37. Que se se puser diante dos olhos os assassinos contínuos dos Reis, e generais gregos, e romanos, a destruição dos povos, e cidades por estes mesmos generais: Timur, e Gengiskan, que assolaram a Ásia; e nós veremos então o que devemos ao Cristianismo, tanto no governo um certo direito político, como na guerra um certo direito das gentes, que a natureza humana não saberia reconhecer.

38. Só a Religião Cristã pode firmar os Tronos, e os Impérios, porque ela só ensina aos seus filhos, que o seu Deus é quem estabelece os Soberanos - "Temos César", diz Tertuliano, é o nosso deus que o pôs no Trono (Montesquieu, idem). Quem motivo maior se sujeição, e de obediência, do que saber que se tem por soberano um príncipe posto pelos deus, que adoramos! Quanto se deve respeitar! Que motivo mais importante!

39. Os princípios da Religião Cristã bem meditados, e seguidos na prática podem entreter a boa ordem nos estados, e sustentar entre a cabeça, e os membros esta harmonia, que faz a felicidade universal. Nós fomos de todos os vossos vassalos, dizia um antigo apologista da Religião falando com um imperador pagão, aqueles que mais vos ajudámos a manter a tranquilidade pública, ensinando aos homens que nenhum deles ou mau ou bom se pode ocultar aos olhos de Deus, e que todos depois da morte, irão receber penas eternas, ou recompensas, segundo o merecimento das suas obras. Se esta verdade fosse profundamente gravada no coração de todos os homens, nenhum seria vicioso nesta curta vida, para se ver depois condenado ao fogo eterno: mas o desejo de procurarem os bens que Deus promete, e de evitar os castigos, com que os ameaça, os poria a todos no estado de refrear as suas paixões, e de enriquecer a sua alma de todas as virtudes. Não é com o respeito às vossas leis, que os maus que as quebrantam procuram as trevas, eles fazem o mal; porque sabem que lhe é fácil o enganar-vos, e que se lisonjeiam de o executar. mas se eles soubessem, se eles estivessem firmemente persuadidos que Deus conhece todas as nossas acções, todos os nossos pensamentos, eles se afeiçoariam à prática da virtude, ao menos pelo temor, que lhes inspiram os castigos destinados para os maus.
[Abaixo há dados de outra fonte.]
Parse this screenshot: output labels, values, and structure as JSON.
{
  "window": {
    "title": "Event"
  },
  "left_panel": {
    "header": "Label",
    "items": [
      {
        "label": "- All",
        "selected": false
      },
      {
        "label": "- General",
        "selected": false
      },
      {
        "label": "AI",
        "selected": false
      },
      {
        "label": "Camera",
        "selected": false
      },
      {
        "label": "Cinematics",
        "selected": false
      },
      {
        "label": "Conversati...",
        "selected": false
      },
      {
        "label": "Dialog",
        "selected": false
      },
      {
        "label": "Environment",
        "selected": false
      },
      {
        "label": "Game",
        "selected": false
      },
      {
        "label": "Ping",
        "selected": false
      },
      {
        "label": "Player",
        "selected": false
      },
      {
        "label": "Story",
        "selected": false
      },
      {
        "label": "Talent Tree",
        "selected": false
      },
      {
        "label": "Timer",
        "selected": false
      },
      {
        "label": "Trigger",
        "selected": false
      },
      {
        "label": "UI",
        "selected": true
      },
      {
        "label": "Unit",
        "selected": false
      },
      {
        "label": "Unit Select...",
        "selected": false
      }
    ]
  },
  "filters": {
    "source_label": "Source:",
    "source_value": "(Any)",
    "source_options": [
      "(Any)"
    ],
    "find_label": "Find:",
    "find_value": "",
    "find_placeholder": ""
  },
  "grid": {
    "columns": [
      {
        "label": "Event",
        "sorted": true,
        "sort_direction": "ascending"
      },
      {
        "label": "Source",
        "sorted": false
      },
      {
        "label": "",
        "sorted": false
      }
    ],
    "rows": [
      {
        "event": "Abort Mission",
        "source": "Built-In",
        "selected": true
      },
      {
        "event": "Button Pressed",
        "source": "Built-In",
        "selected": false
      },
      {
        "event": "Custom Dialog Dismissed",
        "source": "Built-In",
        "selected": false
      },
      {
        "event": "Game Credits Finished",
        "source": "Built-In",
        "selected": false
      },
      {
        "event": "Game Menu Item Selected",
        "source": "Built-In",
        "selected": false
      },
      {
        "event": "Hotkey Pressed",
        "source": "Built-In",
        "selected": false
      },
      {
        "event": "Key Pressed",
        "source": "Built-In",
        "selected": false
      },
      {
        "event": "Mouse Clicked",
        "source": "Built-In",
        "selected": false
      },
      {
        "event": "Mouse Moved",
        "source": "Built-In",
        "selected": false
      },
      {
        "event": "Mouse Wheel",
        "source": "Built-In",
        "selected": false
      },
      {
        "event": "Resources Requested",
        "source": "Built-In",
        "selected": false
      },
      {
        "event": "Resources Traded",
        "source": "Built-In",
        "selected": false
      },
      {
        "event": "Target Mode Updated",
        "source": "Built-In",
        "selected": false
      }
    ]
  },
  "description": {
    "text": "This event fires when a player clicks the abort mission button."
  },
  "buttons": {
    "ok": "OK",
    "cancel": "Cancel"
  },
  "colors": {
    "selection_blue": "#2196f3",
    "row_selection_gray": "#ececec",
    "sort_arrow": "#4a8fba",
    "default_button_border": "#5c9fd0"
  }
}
Isto é tão evidente, porque vós vos não converteis? É caluniar a Religião asseverando com os ímpios, que ela não pode formar bons Cristãos.

D. Luís XVI, Rei de França, Rei cristão a quem os
inimigos da Igreja quiseram fazer ver como tirano
inventando o nome "absolutista" (nome que serviu
apenas para accionar um mecanismo de rebelião
contra a Monarquia Católica tradicional).
40. Vós dizeis, ó ímpios, para tornardes à Religião Cristã odiosa aos povos, que ela autoriza o despotismo, e o poder arbitrário nos Reis; e nós, vos responderemos que sois ignorantes, e uns imprudentes mentirosos. Aprendei, senhores, se ignorais, que se a Religião Cristã livra os príncipes dos juízos dos homens, é para os citar para comparecerem num tribunal mais terrível: ela lhes declara com os termos mais enérgicos, que eles pagaram com usura, a impunidade de que gozaram na terra. Escutai, lhe diz ela pela (Sapien. c. 6 v. 2) boca do mais sábio de todos os homens; vós que mandais à multidão, e que vedes de bom grado um grande povo sujeito às vossas leis, vós recebestes este poder do Senhor, e este Império do Altíssimo. Ele fará o que examine as vossas obras, e que sonde os vossos mais ocultos segredos. Ministros do seu Reino, se nos vossos juízos são guardastes a lei da Justiça, senão cumpristes com a vontade de Deus, ele fulminará com furor sobre vós. Porque aqueles que governam passarão por um juízo rigorosíssimo. Há mais clemência, e compaixão para com os fracos; mas os poderosos serão com mais violência atormentados. Deus a ninguém há de exceptuar, o resplendor das dignidades não o cegam. Os pequenos, como os grandes são obra sua; sua Providência vigia igualmente sobre todos; e não distinguirá os grandes, senão para lhes preparar grandes castigos. A vós, ó Reis, é a quem dirijo este discurso, para que aprendais a sabedoria, e não vos desvieis dos seus preceitos, Uma religião, que fala aos soberanos com esta santa, e generosa liberdade, poderia ser acusada de favorecer a tirania? Não; só mentirosos, e ignorantes podem dizer.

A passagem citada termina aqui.